Of course, if everyone's weird then no one is, and that more accurately describes the post-social media rap world. But the idea that someone could be shocked by this says more about where hip-hop is these days than it does Troy Ave. Hip-hop's audience is more fractured than ever; there is a space for every weirdo, from suburban overachiever Childish Gambino to...however one would describe Lil B. But a little over a decade ago, the notion that those artists would be close to household names would have seemed ridiculous. Don't get it twisted—hip-hop has always been full of eccentrics and rappers who've gone against the grain, since even before Kool Keith and the Ultramagnetic MCs, before the days of Humpty Hump, as far back as Rammellzee. (If you don't know "Beat Bop," you really have to hear it—not just for its Basquiat-designed cover art.) But for those who don't know, now you do: in the modern era, Andre 3000 paved the way.

Of course, he wasn't the only pioneer. There was a time when Kanye West was too weird for his labelmates on Roc A Fella to take him seriously as a rapper—or so the legend goes. According to Boogz, a producer who worked with Kanye prior to the release of The College Dropout, Kanye "was never a backpacker. He was just a fuckin' star." But he cannily positioned himself as one anyway, because at least Dilated Peoples were liable to let him on a track if he did the beat to it. It let a guy who was too much of an individual to box into the mainstream/conscious rap dichotomy find some purchase in the marketplace.

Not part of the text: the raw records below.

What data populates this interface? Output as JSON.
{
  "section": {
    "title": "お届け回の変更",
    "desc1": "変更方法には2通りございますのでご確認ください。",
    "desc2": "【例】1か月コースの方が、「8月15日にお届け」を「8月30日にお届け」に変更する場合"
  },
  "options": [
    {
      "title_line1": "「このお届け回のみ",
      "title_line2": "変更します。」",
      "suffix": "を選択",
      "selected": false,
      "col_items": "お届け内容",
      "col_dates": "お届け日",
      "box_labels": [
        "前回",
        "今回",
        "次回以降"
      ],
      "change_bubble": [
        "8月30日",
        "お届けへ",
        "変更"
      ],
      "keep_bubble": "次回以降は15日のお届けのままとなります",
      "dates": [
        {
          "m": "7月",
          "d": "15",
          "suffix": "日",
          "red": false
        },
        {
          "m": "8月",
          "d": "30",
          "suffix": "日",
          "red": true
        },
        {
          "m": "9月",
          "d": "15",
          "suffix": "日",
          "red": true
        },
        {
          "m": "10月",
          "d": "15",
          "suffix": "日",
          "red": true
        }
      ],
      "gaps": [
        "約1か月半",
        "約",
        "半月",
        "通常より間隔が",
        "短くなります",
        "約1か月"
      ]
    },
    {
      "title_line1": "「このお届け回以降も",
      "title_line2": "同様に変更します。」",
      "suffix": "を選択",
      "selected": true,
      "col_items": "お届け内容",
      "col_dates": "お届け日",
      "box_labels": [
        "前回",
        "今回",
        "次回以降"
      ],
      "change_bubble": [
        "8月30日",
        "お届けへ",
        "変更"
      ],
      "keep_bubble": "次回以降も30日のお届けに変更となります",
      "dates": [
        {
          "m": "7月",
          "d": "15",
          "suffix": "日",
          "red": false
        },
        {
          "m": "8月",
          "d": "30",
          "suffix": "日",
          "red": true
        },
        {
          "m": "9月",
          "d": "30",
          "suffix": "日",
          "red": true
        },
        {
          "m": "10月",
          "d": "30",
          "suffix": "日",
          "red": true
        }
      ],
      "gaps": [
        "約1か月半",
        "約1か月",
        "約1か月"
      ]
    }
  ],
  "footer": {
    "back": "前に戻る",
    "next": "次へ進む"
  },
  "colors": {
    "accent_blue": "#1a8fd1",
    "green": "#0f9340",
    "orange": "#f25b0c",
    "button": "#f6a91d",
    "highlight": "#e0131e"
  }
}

You've heard that story before. Likewise, you've probably heard a generation of kids—like Odd Future, say—talk about how influenced they were by the alternative style and aesthetic approach of Skate Board P. Pharrell Williams wasn't a rapper (and when he was, he wasn't much of one), but he was an icon for the left-of-center mindset in hip-hop, one that proved a certain amount of stylish savvy that stood apart from the mainstream without seeming to reject it.

But pre-dating both Pharrell, style icon, and Kanye West, everything-icon, going into the new millennium, Andre 3000 was rocking furry boots, wigs, and wild clothing. His style reflected the group's music, which emerged like a butterfly from from the earth-tone funk chrysalis of Southernplayalisticadillacmuzik to take flight throughout the 1990s—while Kanye was making Hitmen-inspired beats for Jermaine Dupri, and Pharrell was a Teddy Riley protege. OutKast created truly idiosyncratic music from two artists whose yin-yang balance kept Andre from spiraling out from hip-hop altogether. The contrast legitimized Andre's experimentalism. Without Big Boi as a balance, particularly at that time, it's tough to imagine Andre might have been taken seriously.

At least, until he no longer needed him. By the time OutKast crossed over completely, with the world-dominating "Hey Ya" in 2003, they had already split down the middle. The parts were not as great as the whole, although a generation of young artists may not have realized how significant the whole had been. Much as Odd Future's favorite Neptunes tracks came after their popular peak, time has been kind to The Love Below, Andre's final move away from hip-hop. Particularly since he vanished right at the moment when a new generation were looking for heroes. Kanye West and Pharrell continued to spend the 2000s with a presence in the culture, even if it wasn't always their best work. Andre disappeared, popping up every once in awhile to lecture the kids on their tall tees and occasionally destroy a verse, for old time's sake.